Last November, a federal district judge suspended an anti-Islamic Oklahoma constitutional amendment almost immediately after it was passed. Under that amendment,
[Oklahoma] courts shall not look to the legal precepts of other nations or cultures. Specifically, the courts shall not consider international law or Sharia Law. The provisions of this subsection shall apply to all cases before the respective courts including, but not limited to, cases of first impression.
Today, the United States Court of Appeals for the Tenth Circuit will hear an appeal of the decision striking down this Islamophobic amendment.

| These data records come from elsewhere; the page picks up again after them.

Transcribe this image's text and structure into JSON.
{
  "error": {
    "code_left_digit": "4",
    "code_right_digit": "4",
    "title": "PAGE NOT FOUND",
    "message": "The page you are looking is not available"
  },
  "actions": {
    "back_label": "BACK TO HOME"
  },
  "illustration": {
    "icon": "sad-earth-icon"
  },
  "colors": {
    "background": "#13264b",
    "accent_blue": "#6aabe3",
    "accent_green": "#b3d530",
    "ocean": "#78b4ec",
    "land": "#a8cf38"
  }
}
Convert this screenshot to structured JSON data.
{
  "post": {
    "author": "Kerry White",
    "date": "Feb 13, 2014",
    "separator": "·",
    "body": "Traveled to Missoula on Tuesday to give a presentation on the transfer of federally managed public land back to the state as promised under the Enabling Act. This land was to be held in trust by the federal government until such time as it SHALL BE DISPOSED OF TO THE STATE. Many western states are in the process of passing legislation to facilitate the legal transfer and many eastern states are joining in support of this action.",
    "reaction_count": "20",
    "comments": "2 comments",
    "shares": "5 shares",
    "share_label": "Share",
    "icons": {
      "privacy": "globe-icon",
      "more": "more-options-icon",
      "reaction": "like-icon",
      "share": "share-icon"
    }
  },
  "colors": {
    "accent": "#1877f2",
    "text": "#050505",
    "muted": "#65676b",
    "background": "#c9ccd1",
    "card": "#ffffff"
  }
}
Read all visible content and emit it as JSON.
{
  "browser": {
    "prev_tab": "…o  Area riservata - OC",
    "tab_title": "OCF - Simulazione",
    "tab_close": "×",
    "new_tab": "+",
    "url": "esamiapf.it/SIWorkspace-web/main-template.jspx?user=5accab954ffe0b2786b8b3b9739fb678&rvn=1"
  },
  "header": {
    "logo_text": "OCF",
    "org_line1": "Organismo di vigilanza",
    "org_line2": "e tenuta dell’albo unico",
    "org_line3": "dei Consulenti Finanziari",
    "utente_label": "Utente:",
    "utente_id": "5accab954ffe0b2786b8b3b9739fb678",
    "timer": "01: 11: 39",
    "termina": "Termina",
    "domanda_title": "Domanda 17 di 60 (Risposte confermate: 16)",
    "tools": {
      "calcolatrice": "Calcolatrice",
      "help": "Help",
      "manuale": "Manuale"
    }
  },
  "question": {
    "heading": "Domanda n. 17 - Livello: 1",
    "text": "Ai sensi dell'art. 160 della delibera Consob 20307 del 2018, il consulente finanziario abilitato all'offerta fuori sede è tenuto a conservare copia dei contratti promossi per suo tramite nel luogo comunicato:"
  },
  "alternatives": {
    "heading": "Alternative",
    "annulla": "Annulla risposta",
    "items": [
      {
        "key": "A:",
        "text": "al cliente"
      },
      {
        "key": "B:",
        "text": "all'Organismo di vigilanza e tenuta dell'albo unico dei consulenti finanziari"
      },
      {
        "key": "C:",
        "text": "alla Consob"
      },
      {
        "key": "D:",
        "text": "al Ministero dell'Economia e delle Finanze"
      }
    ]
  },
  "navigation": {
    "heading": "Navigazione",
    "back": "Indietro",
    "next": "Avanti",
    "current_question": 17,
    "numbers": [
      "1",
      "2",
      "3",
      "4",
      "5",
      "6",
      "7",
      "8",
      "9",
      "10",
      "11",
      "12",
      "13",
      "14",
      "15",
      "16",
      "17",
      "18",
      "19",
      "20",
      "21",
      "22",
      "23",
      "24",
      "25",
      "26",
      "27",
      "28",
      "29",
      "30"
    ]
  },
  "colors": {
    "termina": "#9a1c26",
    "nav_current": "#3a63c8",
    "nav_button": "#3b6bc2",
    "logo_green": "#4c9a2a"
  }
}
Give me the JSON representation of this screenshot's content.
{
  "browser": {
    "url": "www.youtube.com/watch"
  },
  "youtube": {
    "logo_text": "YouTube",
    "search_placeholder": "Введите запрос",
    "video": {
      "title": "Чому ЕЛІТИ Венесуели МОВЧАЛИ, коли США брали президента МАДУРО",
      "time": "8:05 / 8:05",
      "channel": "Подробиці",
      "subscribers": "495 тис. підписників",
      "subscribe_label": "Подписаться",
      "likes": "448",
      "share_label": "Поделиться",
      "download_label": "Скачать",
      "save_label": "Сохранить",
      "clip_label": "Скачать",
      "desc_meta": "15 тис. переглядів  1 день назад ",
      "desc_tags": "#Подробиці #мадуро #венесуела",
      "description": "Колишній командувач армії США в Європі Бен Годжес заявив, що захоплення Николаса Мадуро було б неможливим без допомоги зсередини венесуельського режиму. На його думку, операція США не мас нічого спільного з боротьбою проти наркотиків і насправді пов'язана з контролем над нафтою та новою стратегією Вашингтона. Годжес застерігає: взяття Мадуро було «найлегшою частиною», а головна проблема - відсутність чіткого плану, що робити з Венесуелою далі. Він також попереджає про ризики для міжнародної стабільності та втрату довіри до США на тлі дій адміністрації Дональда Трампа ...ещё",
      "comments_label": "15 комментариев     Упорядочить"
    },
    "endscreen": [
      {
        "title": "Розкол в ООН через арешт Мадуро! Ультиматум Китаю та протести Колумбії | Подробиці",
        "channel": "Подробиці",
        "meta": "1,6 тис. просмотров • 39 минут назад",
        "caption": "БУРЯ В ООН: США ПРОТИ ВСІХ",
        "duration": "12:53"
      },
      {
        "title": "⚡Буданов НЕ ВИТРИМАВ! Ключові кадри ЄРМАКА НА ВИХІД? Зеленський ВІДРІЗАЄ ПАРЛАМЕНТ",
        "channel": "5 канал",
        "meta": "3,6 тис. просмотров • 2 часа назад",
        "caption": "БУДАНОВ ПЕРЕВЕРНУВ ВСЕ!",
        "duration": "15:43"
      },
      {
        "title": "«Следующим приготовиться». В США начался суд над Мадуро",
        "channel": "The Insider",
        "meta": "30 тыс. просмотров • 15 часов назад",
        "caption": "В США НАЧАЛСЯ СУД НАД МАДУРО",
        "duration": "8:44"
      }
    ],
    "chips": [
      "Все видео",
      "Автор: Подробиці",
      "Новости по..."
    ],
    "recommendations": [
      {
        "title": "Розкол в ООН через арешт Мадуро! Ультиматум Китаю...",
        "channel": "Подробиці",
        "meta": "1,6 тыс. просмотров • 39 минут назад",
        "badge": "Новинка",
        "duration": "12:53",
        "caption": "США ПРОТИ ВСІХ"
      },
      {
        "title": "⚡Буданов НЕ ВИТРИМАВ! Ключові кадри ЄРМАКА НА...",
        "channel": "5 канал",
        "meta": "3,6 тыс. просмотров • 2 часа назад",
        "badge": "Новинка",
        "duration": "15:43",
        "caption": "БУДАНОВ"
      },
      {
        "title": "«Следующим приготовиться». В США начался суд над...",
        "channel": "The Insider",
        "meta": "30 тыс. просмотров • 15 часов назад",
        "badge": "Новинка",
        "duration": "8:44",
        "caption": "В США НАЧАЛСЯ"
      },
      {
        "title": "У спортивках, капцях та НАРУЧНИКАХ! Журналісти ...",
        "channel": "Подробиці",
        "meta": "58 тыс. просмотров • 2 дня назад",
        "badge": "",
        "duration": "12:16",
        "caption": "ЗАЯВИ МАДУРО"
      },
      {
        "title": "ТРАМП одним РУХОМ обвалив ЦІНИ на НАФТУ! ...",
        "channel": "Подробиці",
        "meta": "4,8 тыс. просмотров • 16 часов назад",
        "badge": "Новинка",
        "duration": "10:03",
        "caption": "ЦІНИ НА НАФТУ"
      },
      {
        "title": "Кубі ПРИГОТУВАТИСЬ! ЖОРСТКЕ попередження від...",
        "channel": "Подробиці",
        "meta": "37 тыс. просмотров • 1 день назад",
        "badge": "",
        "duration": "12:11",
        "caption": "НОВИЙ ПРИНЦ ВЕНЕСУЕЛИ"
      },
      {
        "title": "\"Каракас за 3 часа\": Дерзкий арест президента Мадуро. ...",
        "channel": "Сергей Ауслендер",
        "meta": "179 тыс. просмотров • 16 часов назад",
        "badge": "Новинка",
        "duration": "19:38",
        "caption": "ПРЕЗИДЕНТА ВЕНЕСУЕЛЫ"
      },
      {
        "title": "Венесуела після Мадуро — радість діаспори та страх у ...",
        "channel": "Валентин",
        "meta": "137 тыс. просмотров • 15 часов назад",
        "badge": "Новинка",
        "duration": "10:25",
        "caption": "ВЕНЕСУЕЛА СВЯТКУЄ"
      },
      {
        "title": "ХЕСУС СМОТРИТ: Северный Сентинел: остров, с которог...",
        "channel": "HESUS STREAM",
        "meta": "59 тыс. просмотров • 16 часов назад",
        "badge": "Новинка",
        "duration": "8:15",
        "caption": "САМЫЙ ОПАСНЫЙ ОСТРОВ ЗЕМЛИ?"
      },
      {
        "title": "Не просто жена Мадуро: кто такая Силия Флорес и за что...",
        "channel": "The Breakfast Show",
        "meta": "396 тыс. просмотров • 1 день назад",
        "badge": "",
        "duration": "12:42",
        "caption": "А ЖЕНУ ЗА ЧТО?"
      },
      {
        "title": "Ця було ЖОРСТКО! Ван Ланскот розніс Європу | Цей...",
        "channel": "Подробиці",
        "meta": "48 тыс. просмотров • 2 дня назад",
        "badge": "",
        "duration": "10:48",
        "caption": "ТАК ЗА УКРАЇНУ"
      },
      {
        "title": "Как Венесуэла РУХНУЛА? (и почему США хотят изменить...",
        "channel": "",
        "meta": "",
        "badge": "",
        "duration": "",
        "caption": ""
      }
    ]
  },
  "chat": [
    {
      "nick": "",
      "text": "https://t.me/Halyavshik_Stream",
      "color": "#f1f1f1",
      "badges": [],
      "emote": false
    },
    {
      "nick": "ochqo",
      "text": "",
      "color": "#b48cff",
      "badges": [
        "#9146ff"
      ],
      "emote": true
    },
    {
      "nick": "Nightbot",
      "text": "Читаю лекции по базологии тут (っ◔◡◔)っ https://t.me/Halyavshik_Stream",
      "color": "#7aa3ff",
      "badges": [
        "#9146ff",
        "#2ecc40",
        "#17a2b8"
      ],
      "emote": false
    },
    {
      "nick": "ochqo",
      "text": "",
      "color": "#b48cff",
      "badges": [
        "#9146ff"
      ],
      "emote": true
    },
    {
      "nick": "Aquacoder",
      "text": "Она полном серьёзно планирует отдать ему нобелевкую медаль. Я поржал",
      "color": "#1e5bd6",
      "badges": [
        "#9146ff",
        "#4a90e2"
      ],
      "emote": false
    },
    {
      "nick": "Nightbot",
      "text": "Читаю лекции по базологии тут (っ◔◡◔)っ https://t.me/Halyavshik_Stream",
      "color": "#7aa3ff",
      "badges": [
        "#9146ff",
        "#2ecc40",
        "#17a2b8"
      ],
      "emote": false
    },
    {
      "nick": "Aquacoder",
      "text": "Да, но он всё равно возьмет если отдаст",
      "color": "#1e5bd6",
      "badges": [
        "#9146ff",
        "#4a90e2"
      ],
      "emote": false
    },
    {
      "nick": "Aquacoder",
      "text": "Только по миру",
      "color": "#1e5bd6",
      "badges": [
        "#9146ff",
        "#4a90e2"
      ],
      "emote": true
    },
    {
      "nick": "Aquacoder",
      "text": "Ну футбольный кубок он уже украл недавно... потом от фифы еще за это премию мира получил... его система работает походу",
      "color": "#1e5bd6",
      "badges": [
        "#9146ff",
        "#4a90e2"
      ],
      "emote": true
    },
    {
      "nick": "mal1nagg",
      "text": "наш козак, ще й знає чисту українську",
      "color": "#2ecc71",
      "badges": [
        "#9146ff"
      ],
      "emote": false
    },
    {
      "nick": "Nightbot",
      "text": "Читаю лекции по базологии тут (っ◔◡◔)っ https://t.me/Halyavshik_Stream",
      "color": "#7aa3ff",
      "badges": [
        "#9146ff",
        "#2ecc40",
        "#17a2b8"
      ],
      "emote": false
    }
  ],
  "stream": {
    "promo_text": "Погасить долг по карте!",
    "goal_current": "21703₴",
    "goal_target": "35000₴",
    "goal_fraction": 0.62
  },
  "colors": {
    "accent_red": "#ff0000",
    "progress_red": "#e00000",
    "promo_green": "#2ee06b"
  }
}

It is not exactly clear just what this amendment is supposed to accomplish, beyond simply expressing the view that Oklahoma doesn’t like Muslims. Lexis’ extensive database of state judicial decisions does not contain a single Oklahoma court case that even mentions Sharia or Islamic law, so the risk of Oklahoma judges suddenly being swept away by their desire to replace American law with Sharia law is simply nonexistent.
Moreover, the fact that Oklahoma’s amendment serves no purpose other than to single out Muslims for discriminatory treatment brings it into direct conflict with the First Amendment’s guarantee that all people can freely exercise their faith. As the Supreme Court explained in Church of the Lukumi Babalu Aye v. Hialeah, “[a]t a minimum, the protections of the Free Exercise Clause pertain if the law at issue discriminates against some or all religious beliefs or regulates or prohibits conduct because it is undertaken for religious reasons.”
The panel in this case includes one George W. Bush appointee, a Carter appointee, and an Obama appointee, so there is minimal risk that a majority of the panel will decide to simply thumb their nose at Lukumi and uphold the amendment (although there is a slight risk that the court could dismiss the case for lack of jurisdiction). Hopefully, this court hearing will put an effective end to Oklahoma’s flirtation with officially sanctioned Islamophobia.